L’arroccare è un mettere al sicuro con sfumature che hanno una profonda intelligenza della situazione: qualcuno si leva dalla mischia e dal rischio, si rintana... si rinchiude.
In effetti anche negli scacchi l’arrocco può essere pericoloso: un attacco ben congegnato e il re fa la fine del topo — che sarebbe più facile scongiurare in campo aperto. Così possiamo parlare concretamente di come nella tal battaglia i difensori si arroccarono nel castello sul fiume, impedendo il passo dal ponte; possiamo parlare di come la celebrità che non vuole rilasciare dichiarazioni sullo scandalo si sia arroccata in casa; possiamo parlare di come l’amica incalzata si arrocchi nel silenzio; possiamo parlare di come l’amministrazione sia arroccata su un’idea retriva e fallimentare.

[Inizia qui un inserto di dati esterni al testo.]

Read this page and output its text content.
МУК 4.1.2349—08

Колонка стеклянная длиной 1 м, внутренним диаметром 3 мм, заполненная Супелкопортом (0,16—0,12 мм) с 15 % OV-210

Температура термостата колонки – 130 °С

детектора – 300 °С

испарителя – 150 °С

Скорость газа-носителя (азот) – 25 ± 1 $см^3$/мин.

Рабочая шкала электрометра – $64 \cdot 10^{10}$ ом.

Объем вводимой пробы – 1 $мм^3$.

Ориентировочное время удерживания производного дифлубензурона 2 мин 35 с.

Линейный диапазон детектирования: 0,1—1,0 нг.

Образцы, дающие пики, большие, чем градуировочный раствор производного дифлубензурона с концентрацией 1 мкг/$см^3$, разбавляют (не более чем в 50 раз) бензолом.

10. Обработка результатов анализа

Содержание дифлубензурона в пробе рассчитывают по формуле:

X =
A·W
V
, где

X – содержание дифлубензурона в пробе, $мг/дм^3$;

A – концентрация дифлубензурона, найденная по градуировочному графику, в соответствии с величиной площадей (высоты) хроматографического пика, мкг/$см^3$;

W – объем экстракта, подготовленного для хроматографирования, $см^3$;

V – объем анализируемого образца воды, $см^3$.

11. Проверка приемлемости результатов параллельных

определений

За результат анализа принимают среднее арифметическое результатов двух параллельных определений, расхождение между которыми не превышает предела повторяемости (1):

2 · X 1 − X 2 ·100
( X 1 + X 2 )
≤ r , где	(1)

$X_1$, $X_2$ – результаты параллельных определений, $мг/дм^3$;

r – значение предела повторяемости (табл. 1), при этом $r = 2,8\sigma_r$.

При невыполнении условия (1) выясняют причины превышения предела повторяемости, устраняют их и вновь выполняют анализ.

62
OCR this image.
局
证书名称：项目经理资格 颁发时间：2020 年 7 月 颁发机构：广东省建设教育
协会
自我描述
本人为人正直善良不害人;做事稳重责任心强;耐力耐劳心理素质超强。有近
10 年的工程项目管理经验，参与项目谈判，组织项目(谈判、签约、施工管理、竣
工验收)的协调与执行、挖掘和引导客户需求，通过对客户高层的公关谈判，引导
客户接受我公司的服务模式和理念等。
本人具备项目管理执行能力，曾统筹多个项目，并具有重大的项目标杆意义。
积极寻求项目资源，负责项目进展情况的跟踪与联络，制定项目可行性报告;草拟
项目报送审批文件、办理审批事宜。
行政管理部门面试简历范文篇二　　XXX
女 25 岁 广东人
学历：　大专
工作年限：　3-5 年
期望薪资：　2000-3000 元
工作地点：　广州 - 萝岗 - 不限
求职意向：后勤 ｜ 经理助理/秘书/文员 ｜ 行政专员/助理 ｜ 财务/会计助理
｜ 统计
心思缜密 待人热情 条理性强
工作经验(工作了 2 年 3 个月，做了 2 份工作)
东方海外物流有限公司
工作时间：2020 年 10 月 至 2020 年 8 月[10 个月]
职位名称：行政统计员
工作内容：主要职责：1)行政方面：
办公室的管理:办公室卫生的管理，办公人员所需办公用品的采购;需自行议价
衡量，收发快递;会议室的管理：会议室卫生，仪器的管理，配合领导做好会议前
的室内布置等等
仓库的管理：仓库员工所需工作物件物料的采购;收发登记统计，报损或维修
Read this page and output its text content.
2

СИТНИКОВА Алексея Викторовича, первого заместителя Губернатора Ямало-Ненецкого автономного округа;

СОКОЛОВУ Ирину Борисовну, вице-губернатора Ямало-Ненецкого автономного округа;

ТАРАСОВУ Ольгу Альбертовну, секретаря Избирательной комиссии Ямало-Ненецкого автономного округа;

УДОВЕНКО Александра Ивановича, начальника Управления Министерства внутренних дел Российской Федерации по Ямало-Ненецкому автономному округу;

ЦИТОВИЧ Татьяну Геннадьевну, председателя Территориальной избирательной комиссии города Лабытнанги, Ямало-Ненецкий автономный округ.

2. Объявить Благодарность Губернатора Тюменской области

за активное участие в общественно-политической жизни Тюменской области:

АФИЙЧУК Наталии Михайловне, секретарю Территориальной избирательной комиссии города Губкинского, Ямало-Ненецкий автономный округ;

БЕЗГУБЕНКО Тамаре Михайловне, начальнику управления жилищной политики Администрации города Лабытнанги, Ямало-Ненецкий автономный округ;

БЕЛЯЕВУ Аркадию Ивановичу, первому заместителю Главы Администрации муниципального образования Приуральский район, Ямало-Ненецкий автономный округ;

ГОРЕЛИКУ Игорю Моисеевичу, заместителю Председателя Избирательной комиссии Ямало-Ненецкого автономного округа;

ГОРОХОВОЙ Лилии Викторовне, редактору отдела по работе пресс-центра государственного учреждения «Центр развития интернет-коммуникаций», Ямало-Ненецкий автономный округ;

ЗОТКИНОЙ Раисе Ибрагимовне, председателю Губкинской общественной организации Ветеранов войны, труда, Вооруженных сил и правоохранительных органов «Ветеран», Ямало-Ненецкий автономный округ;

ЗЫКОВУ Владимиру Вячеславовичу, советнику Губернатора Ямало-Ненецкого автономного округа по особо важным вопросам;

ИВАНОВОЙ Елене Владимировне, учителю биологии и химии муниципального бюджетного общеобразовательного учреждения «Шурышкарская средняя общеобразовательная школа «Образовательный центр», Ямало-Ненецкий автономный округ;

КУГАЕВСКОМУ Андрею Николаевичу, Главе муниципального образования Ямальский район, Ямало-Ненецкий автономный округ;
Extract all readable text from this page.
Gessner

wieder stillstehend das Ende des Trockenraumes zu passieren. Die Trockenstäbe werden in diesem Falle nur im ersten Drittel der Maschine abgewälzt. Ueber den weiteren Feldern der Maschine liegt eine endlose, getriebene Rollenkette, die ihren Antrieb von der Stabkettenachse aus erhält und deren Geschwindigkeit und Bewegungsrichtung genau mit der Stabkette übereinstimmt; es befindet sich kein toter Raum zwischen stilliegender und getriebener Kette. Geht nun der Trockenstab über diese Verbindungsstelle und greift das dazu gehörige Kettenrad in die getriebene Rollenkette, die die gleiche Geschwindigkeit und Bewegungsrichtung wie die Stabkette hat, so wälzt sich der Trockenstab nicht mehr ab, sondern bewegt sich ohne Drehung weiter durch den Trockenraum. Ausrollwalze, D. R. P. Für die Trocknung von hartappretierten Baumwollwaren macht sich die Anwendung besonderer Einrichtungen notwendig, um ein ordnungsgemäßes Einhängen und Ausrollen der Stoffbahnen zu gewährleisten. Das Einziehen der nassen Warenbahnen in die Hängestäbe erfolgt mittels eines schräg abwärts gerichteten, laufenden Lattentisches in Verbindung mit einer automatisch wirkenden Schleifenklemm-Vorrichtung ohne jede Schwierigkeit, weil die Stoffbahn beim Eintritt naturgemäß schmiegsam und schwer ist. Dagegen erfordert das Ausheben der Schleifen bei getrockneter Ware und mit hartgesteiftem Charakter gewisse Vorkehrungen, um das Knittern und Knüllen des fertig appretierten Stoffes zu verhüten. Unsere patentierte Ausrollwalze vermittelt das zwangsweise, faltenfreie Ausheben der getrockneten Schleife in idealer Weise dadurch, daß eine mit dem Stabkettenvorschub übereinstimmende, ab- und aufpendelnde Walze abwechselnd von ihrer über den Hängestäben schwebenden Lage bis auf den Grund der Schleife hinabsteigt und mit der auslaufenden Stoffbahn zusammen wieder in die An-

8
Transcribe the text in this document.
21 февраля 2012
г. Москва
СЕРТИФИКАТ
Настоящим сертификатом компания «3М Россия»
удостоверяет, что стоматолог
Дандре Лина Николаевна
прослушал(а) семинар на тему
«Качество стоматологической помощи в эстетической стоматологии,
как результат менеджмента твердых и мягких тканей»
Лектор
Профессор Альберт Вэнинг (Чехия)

Per quanto quella inscenata dagli scacchi sia una battaglia, l’arroccarsi è meno battagliero del trincerarsi — l’immagine è più mediata, meno direttamente guerresca. E adombra un genere di abbandono della battaglia, una chiusura che rifiuta il confronto, che allontana. Perché il gioco di echi si conserva, e il rocco non può non evocare anche la distanza soprelevata e inaccessibile della rocca — mentre la trincea ha l’aria di una bellicosa sfida da raccogliere. E un discorso analogo si potrebbe fare sull’asserragliarsi, che ha il coltello fra i denti, mentre il barricarsi ha un che di fortunoso, il rintanarsi dei tratti perfino beati.
Una parola di intensa efficacia, che intreccia forza e debolezza dell’acquisto di una forte posizione defilata, scaturendo da nomi antichi per antichi pezzi di un antico gioco.
Un’ultima nota: il rocco è anche il bastone, il pastorale del vescovo. La sua curva può avere sulla sommità una croce, che sormonta la figura... di una torre.